If the scanner detects vulnerabilities, all information about the vulnerabilities of an image will be aggregated and displayed in Azure Defender for Cloud, along with recommendations on how to remediate and further background information about each vulnerability.
Recap
Containers are perhaps the most popular distribution format of this time.
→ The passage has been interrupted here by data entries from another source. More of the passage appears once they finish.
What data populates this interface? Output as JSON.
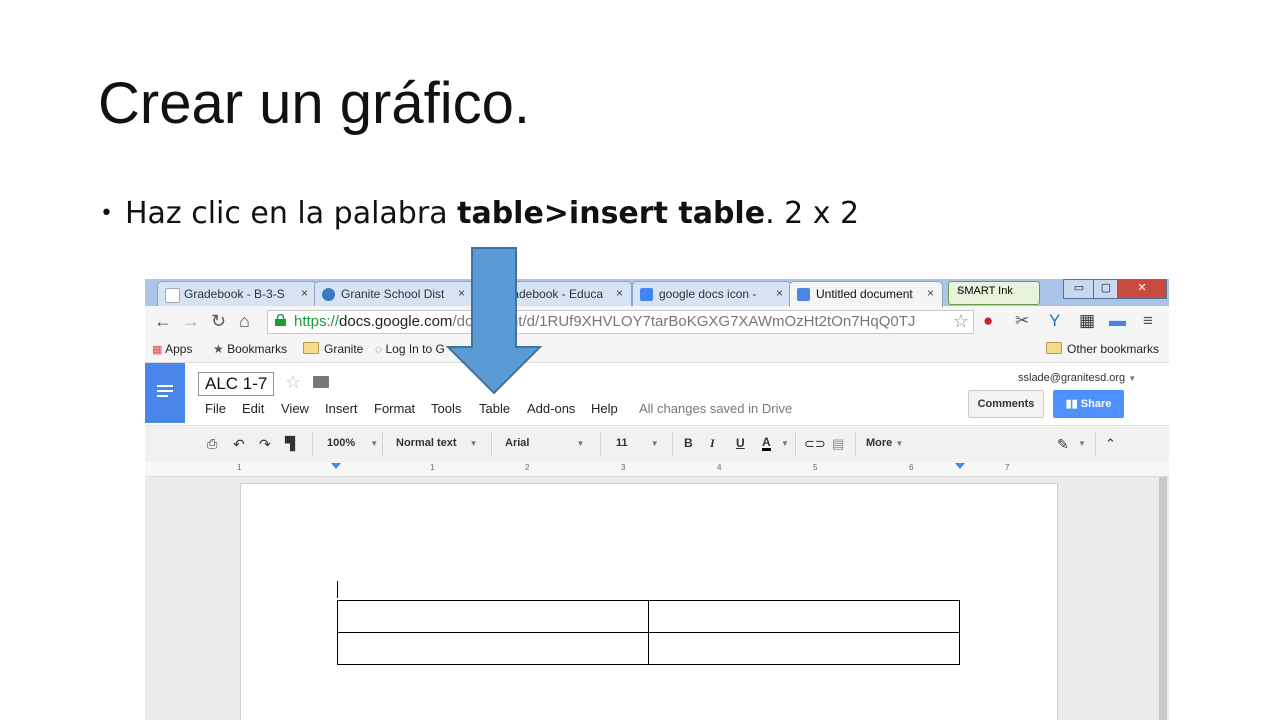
{
  "slide": {
    "title": "Crear un gráfico.",
    "bullet_prefix": "Haz clic en la palabra ",
    "bullet_bold": "table>insert table",
    "bullet_suffix": ".  2 x 2"
  },
  "browser": {
    "tabs": [
      {
        "label": "Gradebook - B-3-S",
        "icon": "doc-icon",
        "color": "#9aa7b6"
      },
      {
        "label": "Granite School Dist",
        "icon": "granite-icon",
        "color": "#3a7bbf"
      },
      {
        "label": "Gradebook - Educa",
        "icon": "doc-icon",
        "color": "#9aa7b6"
      },
      {
        "label": "google docs icon -",
        "icon": "google-icon",
        "color": "#4285f4"
      },
      {
        "label": "Untitled document",
        "icon": "docs-icon",
        "color": "#4a86e8",
        "active": true
      }
    ],
    "close_glyph": "×",
    "smart_ink": "SMART Ink",
    "window_buttons": {
      "minimize": "▭",
      "maximize": "▢",
      "close": "✕"
    },
    "url_proto": "https://",
    "url_host": "docs.google.com",
    "url_path": "/document/d/1RUf9XHVLOY7tarBoKGXG7XAWmOzHt2tOn7HqQ0TJ",
    "bookmarks": [
      {
        "label": "Apps",
        "icon": "apps-grid-icon"
      },
      {
        "label": "Bookmarks",
        "icon": "star-icon"
      },
      {
        "label": "Granite",
        "icon": "folder-icon"
      },
      {
        "label": "Log In to G",
        "icon": "login-icon"
      }
    ],
    "other_bookmarks": "Other bookmarks"
  },
  "docs": {
    "title": "ALC 1-7",
    "menu": [
      "File",
      "Edit",
      "View",
      "Insert",
      "Format",
      "Tools",
      "Table",
      "Add-ons",
      "Help"
    ],
    "save_status": "All changes saved in Drive",
    "email": "sslade@granitesd.org",
    "comments_label": "Comments",
    "share_label": "Share",
    "toolbar": {
      "zoom": "100%",
      "style": "Normal text",
      "font": "Arial",
      "size": "11",
      "bold": "B",
      "italic": "I",
      "underline": "U",
      "text_color": "A",
      "more": "More"
    },
    "ruler_numbers": [
      "1",
      "1",
      "2",
      "3",
      "4",
      "5",
      "6",
      "7"
    ],
    "table": {
      "rows": 2,
      "cols": 2
    }
  },
  "colors": {
    "docs_blue": "#4a86e8",
    "share_blue": "#4d90fe",
    "arrow_blue": "#5b9bd5",
    "arrow_outline": "#41719c"
  }
}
Managed Kubernetes offerings such as Azure Kubernetes Service (AKS) and others drove container adoption to an even higher level in the past years. Every developer must have a common understanding of what containers are, how they work, and how they should be authored with security in mind.
In addition to authoring robust and secure Dockerfiles, development teams regularly have to check their custom container images for vulnerabilities. Fortunately, there are plenty of tools available to integrate our software development process seamlessly.